Они заснули на нешироком ложе практически одновременно, только Гарри ещё несколько раз вздохнул с лёгкостью, а последней шальной мыслью Северуса было воспоминание, что сам-то он даже не возбудился физиологически, но, как ему показалось, душа его в момент первого глубокого, «взрослого» поцелуя побывала в тех самых, неведомых ему доселе Эмпиреях, о которых так часто упоминал Квотриус…
… Тот выздоравливал на удивление быстро, но теперь Снейп был осторожнее и целомудреннее с проявлениями любви к брату, памятуя о тех излишне горячих поцелуях вечером самого длинного и тяжёлого дня в своей жизни. Он окружил младшего брата едва заметным, но всё же ощутимым флёром тихого, созерцательного обожания. Квотриус только благосклонно принимал его, как данность, словно бы Господин дома и высокорожденный патриций из будущего, его возлюбленный Северус просто обязан был поступать так и только так. Будто обходных путей и не бывало ни в одной, даже самой сложной ситуации!
Время шло, и такое поведение Квотриуса начало немного беспокоить заботливого Снейпа - не было больше в названном брате присущей ему обычно живости, грациозности, напротив, движения его были каким-то ходульными, дёргаными. Глаза его перестали светиться скоплением мириада звёзд и даже не отражали такого редкого в наступившие холода солнечного света, когда Сев с Квотриусом выходили во двор погреться и просто обойти его по периметру - таковыми были их прогулки. В город младший брат решительно отказывался выйти, не давая понять причину такого поведения. Даже излюбленные термы не могли вызвать в чрезвычайно чистоплотном брате желания посетить их. Его обтирали розовой водой рабыни, как когда-то, словно тысячу лет назад, болевшего, голодавшего Северуса. Квотриус стал бриться не каждый день, что противоречило нормам поведения ромея, волосы на голове его отросли и свалялись от грязи, но он отказывался не то, что пойти к цирюльнику, но даже пригласить его в дом, как не раз предлагал Северус. Было очевидно, в Квотриусе что-то нарушилось, сломалось, что-то с ним не так, не как должно быть на самом деле, а вот как восстановить и починить вот это самое «что-то», всезнающий высокорожденный патриций Снепиус Северус, граф Снейп, как назло, не знал, не ведал, не понимал, Мордред его раздери!

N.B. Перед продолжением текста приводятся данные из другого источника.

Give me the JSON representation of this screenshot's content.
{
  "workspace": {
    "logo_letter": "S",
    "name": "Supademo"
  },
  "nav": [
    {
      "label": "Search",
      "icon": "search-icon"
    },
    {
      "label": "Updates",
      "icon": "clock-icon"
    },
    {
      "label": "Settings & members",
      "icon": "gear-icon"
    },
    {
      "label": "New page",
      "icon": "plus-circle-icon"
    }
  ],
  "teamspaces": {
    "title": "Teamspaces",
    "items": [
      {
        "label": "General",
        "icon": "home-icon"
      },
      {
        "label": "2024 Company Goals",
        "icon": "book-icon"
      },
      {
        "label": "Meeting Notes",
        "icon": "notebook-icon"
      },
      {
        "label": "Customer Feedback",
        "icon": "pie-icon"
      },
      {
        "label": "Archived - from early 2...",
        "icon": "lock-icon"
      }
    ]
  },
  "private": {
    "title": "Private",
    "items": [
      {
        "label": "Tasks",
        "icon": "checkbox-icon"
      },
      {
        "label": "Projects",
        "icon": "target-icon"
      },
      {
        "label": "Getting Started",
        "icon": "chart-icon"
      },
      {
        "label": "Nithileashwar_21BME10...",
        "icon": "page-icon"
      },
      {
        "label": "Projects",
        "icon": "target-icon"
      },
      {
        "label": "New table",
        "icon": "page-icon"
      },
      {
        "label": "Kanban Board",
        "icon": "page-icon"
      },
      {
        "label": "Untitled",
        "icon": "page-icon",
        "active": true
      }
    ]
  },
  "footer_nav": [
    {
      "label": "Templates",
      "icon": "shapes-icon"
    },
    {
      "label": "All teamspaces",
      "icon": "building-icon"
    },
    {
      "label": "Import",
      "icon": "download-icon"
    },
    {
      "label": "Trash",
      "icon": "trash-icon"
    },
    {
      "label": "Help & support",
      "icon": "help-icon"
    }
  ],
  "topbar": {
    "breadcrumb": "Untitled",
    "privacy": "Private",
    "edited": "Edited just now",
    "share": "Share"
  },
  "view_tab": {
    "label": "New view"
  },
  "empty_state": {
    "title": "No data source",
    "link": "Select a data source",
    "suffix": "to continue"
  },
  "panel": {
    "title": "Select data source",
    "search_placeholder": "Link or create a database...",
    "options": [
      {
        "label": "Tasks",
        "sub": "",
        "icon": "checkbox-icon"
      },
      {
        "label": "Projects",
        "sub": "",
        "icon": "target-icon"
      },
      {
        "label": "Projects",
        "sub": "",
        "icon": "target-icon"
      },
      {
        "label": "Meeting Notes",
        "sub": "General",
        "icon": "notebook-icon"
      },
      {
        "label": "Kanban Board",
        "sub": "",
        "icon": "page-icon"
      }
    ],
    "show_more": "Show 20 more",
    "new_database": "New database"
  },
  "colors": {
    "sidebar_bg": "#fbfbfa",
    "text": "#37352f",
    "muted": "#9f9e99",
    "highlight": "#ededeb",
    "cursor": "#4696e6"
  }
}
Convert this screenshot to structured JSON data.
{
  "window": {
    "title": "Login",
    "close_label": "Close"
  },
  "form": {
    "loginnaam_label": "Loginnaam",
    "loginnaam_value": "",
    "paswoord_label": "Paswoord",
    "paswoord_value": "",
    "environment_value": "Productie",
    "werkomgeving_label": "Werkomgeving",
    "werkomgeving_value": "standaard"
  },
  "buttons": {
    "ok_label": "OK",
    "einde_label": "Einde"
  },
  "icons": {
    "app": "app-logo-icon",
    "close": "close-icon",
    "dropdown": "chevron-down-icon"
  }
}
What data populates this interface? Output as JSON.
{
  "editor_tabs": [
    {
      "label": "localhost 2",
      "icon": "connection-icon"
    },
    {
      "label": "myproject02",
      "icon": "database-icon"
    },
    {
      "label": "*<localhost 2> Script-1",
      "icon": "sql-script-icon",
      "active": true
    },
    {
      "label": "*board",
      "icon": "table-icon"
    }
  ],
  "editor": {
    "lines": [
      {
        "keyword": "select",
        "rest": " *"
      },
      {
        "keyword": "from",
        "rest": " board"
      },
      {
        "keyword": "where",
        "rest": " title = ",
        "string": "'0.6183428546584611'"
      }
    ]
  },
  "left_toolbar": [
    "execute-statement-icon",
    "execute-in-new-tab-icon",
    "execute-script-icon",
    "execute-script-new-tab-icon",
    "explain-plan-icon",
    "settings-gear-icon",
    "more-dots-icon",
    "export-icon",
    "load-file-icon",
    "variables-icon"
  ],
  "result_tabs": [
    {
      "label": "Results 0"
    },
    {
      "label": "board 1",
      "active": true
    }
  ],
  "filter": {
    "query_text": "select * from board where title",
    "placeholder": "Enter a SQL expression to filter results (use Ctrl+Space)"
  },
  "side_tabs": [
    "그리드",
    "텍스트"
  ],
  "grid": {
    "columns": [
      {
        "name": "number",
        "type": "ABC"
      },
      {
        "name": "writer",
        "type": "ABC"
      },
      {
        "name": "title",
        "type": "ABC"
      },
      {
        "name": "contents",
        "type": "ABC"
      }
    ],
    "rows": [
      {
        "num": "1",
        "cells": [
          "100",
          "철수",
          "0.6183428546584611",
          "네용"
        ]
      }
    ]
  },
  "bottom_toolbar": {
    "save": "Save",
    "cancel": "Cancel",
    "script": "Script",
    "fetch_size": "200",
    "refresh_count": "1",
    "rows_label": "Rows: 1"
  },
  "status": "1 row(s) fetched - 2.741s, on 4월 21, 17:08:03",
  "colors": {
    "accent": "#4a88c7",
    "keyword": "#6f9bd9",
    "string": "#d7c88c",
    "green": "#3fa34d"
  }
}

Одно время он полагал, что Квотриусу не хватает плотской любви, чувственных, ярких, насыщенных эмоций, тех самых Эмпиреев, в которые так часто уносился теперь сам Сев от одних лишь прикосновений и объятий с Гарри. Но, попробовав легонько приласкать брата для проверки, Северус получил в свою сторону весьма нелицеприятные, жестокие, даже жесточайшие слова, объяснившие, однако, довольно много из их совместного, такого трудного прошлого:
- Не смей приходить ко мне за этой грязью, о Господин мой Северус благосклонный, ежели хочешь ты ещё днями говорить о пустом и гулять со мною во дворе твоём, рабов и рабынь полном. Ибо уродлив есмь я до предела, до крайности, и негоже тебе, обручённому с девицею чистою, девственною, кроткою, долженствующему очиститься от похоти презренной, любови греховной, кою мужеложеством называют, касаться моей низменной, грязной, немытой в термах плоти. Покарали меня грозные и справедливые боги отца моего за грех сей и за то, что тебя, невинного, склонил я ко греху сему. Смотри же, как бы твои незримые божества не свершили и над тобою кары страшной, ибо грешен ты и знаешь, о чём речь свою веду я! И в город выйти, пред людьми представ свободными, не смею я в облике сём, дабы не хохотали и не глумились граждане - и высокорожденные патриции, и низкий глупый плебс - все, все, все! - надо мною. Он закружился по комнате, но быстро устав, повалился на ложе и мгновенно заснул.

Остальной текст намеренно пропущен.